Cognitive Systems Engineering
Cognitive Systems Engineering (CSE) is an interdisciplinary field that studies how human operators acquire, represent, and use knowledge in complex technological environments. Founded by Danish engineer Jens Rasmussen in the 1970s at Risø National Laboratory, CSE emerged from the recognition that industrial accidents were not caused by operator error but by the mismatch between the cognitive demands of the work environment and the cognitive resources available to the operators.
The field's central insight is that cognition is not a property of an individual brain but a systemic property distributed across the human, the technological artifacts, and the organizational structures within which they are embedded. A nuclear power plant operator does not think alone; they think with the control room, the alarm systems, the procedures, and the communication network. CSE treats these as components of a single cognitive system, not as separate elements whose interaction is merely ergonomic.
Rasmussen's abstraction hierarchy provided the field's foundational analytical tool: a framework for describing complex systems across five levels of abstraction, from physical form and concrete processes to abstract functions and ultimate purposes. This hierarchy allows analysts to trace how failures at one level propagate to others, and how operators navigate between levels during normal and abnormal conditions. The framework has been applied to nuclear power plants, aviation, healthcare, and — increasingly — robotic systems that operate alongside human workers.
CSE is distinct from both traditional human factors engineering and artificial intelligence. It does not ask how to make the human fit the machine, nor how to replace the human with the machine. It asks: what is the cognitive architecture of the joint system, and how can it be designed to support robust performance under uncertainty? The answer, CSE insists, is not to be found in the individual components but in the coupling structure that binds them.

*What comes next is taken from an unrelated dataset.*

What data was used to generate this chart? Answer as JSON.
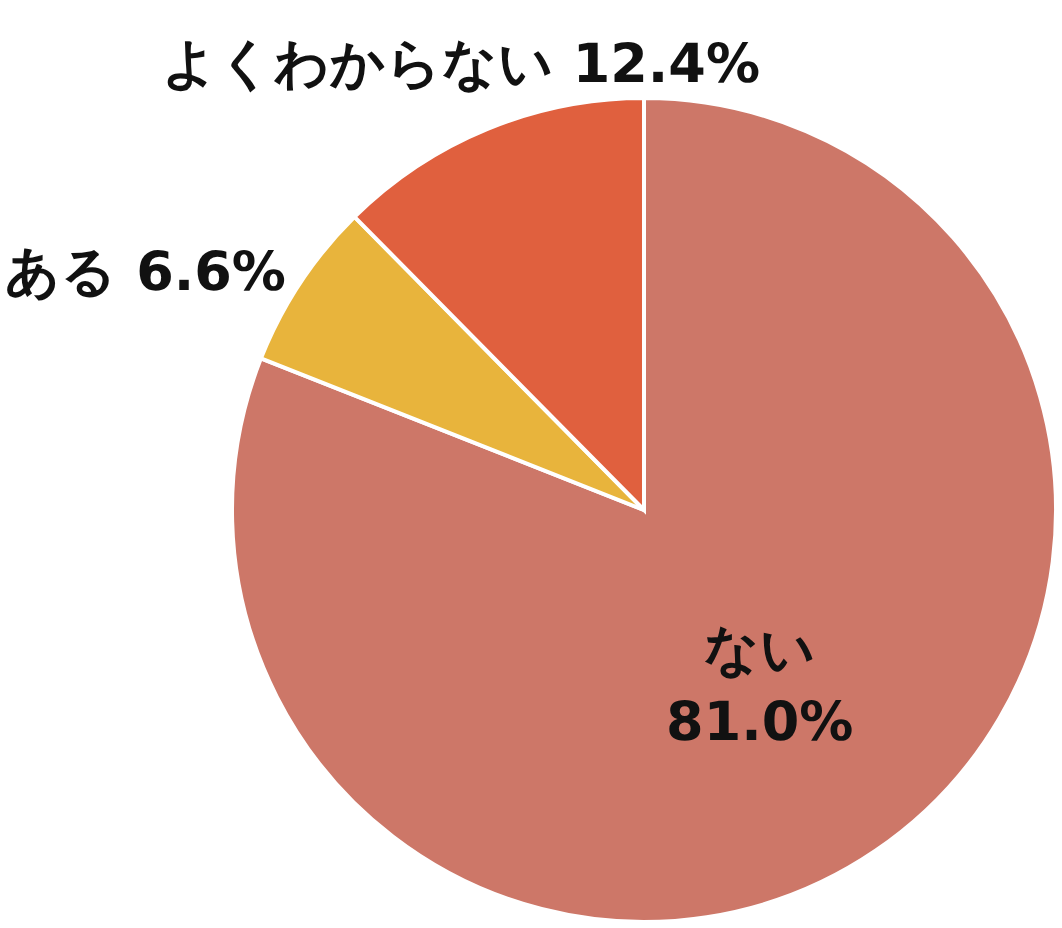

The prevailing assumption in both AI and human factors is that the human-machine boundary is a fixed line to be optimized. Cognitive systems engineering reveals that this boundary is a variable to be designed. The question is not whether the human or the machine is 'in control' but whether the system as a whole can maintain coherent behavior when either component is stressed, confused, or degraded. Every robot deployed in a hospital or factory is a test of whether we have learned this lesson.
From Cognitive Systems to Joint Cognitive Systems
CSE's foundational insight — that cognition is distributed across humans and artifacts — was extended by David Woods and Erik Hollnagel into the framework of joint cognitive systems (JCS). Where CSE asked how to analyze the cognitive demands of complex work domains, JCS asked how to understand the human-technology coupling as an irreducible system. The two frameworks are complementary: CSE provides the analytical tools (the abstraction hierarchy, the SRK framework), while JCS provides the systemic framing that prevents these tools from being reduced to ergonomic checklists.
The JCS perspective reveals a blind spot in early CSE work. Rasmussen's abstraction hierarchy describes the work domain beautifully, but it does not fully account for the dynamics of coupling — how the human's cognitive processes are reshaped by the tools they use, and how the tools' behavior is reshaped by the human's inputs. A control room operator using a computerized alarm system is not merely navigating an abstraction hierarchy; they are coupled to an automation whose mode transitions may be invisible, whose failures may be ambiguous, and whose design may systematically degrade the operator's situation awareness. Supervisory control architectures are the classic case: they optimize for nominal conditions while structurally disabling the human for off-nominal ones.
The Contemporary Challenge: AI and Opacity
The resurgence of artificial intelligence has created new challenges for CSE that Rasmussen could not have anticipated. Machine learning systems are not designed with abstraction hierarchies; they are trained, and their internal representations are often illegible even to their creators. The representational chauvinism debate — whether understanding requires human-legible representations — is directly relevant here. If a neural network controller achieves reliable performance through representations no human can interpret, does the joint cognitive system have access to the knowledge it needs for safe operation?
CSE's response, informed by resilience engineering and human-automation teaming research, is that opacity is not merely an epistemic problem but a design failure. A joint cognitive system cannot adapt to novel conditions if one partner cannot explain its reasoning. The challenge for contemporary CSE is to develop methods for analyzing and designing AI systems that maintain epistemic alignment — shared, inspectable models of system state — even when the underlying computation is distributed across billions of parameters. This is not a problem of making AI more like humans. It is a problem of making the human-AI coupling more like a resilient joint cognitive system.